Quirks and Quarks

Songbirds are shrinking and climate change may be to blame

Smaller size might make it harder for songbirds to migrate each year

The study looked at 52 species from Chicago's Field Museum

More than 70,000 bird specimens were analyzed in the study, collected and measured by Field Museum ornithologist Dave Willard and volunteers over a 40-year period. (Field Museum)

Over the last 40 years, North America's songbirds have been getting smaller. 

Scientists made this disturbing discovery after analyzing a collection of more than 70,000 bird specimens across 52 species from Chicago's Field Museum.

All the specimens were gathered by Dave Willard, an ornithologist from the Field Museum who started the collection in  1978. He went out every morning before sunrise during spring and fall migration to collect fallen birds that crashed into nearby buildings while passing through Chicago. 

Willard originally collected them to contribute to the museum collection. But scientists soon realized the value of his collection, and decided to study the specimens to see if there were any long-term changes in North America's migratory bird populations over time. 

Dave Willard stands with the Field Museum's vast collection of bird specimens in 1999. (Field Museum)

They found that the birds' body masses, lower leg bone lengths, and overall body size all decreased over time. Their leg bone length, which is an indicator for overall specimen size, decreased by 2.4 per cent across species. Meanwhile, the birds' wingspans increased by 1.3 per cent. 

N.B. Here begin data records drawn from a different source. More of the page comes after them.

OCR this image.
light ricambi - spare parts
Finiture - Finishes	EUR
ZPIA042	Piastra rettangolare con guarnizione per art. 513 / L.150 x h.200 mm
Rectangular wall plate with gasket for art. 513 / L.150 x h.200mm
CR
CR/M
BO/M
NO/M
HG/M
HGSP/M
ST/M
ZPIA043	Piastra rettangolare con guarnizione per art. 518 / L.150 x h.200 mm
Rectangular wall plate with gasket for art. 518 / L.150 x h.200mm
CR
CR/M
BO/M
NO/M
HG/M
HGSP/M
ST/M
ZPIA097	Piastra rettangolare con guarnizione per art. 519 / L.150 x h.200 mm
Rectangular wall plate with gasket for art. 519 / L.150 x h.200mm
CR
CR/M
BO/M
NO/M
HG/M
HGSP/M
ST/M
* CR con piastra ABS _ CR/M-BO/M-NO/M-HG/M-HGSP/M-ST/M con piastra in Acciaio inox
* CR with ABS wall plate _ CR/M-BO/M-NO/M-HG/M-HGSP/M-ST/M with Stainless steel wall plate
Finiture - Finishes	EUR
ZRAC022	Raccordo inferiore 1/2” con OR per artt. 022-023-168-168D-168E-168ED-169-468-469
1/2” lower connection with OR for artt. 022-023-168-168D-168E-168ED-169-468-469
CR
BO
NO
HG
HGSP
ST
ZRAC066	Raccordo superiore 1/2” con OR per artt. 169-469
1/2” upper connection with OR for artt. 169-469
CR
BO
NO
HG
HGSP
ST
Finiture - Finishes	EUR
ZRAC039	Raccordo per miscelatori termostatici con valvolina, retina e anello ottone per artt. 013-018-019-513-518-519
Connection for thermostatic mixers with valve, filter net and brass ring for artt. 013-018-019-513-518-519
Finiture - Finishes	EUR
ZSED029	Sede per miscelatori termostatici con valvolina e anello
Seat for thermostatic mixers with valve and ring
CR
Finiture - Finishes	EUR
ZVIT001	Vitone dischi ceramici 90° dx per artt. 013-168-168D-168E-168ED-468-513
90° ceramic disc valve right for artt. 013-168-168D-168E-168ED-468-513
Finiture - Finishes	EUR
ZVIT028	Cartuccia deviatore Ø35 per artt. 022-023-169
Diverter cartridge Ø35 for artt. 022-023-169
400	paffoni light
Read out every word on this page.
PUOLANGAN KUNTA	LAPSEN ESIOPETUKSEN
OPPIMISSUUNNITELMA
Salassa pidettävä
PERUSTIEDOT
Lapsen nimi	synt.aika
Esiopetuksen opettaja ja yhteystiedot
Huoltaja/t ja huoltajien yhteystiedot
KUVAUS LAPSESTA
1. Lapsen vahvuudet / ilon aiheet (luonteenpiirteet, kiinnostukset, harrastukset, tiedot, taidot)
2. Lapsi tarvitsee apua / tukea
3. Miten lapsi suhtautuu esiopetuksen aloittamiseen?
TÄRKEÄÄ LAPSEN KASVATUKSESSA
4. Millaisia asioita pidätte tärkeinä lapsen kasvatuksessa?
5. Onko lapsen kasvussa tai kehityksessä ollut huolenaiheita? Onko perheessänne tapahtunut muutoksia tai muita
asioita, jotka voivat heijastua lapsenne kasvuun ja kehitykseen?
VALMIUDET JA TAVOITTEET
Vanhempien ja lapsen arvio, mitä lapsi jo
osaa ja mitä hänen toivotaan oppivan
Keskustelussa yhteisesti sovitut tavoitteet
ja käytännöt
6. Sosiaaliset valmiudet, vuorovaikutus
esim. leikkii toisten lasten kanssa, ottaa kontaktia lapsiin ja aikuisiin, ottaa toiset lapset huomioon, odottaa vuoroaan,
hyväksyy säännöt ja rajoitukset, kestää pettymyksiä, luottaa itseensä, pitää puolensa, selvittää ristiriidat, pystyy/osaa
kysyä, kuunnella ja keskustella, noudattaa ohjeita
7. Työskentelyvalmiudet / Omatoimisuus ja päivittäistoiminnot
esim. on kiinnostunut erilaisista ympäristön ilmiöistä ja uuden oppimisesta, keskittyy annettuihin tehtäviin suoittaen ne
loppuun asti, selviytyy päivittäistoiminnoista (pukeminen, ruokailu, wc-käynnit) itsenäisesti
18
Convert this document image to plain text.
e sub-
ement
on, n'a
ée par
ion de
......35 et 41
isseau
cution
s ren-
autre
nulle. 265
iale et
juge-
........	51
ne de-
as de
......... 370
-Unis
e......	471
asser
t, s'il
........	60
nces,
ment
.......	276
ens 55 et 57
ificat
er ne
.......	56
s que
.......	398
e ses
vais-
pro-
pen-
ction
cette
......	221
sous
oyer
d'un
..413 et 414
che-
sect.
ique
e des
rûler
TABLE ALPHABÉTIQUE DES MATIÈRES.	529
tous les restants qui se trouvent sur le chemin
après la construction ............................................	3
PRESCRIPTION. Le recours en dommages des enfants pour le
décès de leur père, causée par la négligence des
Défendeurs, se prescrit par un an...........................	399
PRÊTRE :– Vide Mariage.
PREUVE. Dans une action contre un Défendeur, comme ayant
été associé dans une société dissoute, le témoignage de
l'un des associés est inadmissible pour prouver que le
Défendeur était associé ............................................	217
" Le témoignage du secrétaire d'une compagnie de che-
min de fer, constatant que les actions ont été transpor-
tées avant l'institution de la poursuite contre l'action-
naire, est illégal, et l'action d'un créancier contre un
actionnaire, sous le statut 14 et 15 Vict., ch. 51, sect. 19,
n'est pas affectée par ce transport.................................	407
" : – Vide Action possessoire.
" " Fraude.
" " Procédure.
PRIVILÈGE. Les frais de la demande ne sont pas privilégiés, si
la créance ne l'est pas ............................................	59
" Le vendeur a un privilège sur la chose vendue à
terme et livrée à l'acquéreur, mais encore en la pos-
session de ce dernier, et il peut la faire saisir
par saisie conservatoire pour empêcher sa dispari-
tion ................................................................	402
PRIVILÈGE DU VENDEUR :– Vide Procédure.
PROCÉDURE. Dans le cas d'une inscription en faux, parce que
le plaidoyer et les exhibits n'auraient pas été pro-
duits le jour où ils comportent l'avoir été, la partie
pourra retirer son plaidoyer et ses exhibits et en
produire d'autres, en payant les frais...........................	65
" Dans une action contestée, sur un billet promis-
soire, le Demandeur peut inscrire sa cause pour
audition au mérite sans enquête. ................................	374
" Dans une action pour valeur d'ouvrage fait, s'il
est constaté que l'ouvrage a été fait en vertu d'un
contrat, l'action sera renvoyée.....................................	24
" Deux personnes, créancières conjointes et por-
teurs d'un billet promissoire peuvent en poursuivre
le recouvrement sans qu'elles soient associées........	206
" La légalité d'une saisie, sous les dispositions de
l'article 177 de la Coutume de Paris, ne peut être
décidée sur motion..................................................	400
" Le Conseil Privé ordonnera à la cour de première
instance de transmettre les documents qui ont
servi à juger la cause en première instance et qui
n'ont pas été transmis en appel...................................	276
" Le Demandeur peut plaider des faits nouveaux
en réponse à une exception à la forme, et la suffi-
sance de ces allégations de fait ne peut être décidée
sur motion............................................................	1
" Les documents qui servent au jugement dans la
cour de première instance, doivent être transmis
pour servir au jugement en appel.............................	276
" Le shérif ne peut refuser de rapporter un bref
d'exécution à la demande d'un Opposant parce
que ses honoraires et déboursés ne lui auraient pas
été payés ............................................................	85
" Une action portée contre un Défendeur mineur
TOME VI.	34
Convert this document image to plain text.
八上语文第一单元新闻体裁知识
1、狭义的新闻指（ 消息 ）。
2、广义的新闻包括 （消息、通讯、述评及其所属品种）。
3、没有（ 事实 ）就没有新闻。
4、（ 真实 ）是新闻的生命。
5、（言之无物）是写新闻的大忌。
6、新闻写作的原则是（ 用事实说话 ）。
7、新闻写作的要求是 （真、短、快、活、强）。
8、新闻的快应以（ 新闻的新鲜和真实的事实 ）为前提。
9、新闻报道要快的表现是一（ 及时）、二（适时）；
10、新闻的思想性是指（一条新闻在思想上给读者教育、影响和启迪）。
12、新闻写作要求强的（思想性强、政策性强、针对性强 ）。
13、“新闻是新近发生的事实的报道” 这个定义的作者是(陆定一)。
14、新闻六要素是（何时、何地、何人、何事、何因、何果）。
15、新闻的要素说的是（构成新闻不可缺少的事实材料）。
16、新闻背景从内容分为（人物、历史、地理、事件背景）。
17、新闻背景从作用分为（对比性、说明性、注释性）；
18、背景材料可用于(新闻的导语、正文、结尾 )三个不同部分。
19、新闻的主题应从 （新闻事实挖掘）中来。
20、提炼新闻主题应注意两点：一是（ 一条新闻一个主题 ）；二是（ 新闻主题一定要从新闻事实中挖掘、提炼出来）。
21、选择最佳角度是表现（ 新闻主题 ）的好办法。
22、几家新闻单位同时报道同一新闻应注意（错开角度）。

Shrinking birds and rising temperatures 

"The thing that jumped out right away was the body size, which was obviously decreasing," said Dr. Brian Weeks, the lead researcher of the study.

"But the consistency of all the species getting smaller was very surprising." 

Weeks suspected that warmer temperature is behind the decline. It's not clear how it caused these birds to shrink, but one theory is that smaller animals tend to fare better in warmer climates because they lose heat more quickly than larger animals given their larger surface-area-to-volume ratios. 

Some of the birds collected at Chicago's McCormick Place that are in the Field Museum collections, including an eastern meadowlark, far left, and an indigo bunting, far right. (Field Museum)

Weeks also found strong evidence in the historical data in which a rapid increase in temperature over a period of time corresponded with a steep decrease in body size, while controlling for other factors. 

"It's hard to definitively say warm temperature led to a shrinkage in size," Weeks explained. "But based on observation, there's really strong evidence that supports that." 

He's concerned that this might have implications for the birds' ability to complete their seasonal migration, and has already seen an increase in the birds' wingspans to compensate for their smaller size in order to help them make the long flights each year. 

But it's not clear whether there might be limitations on how they'll be able to respond to the warmer climate in the future as global temperature continues to rise.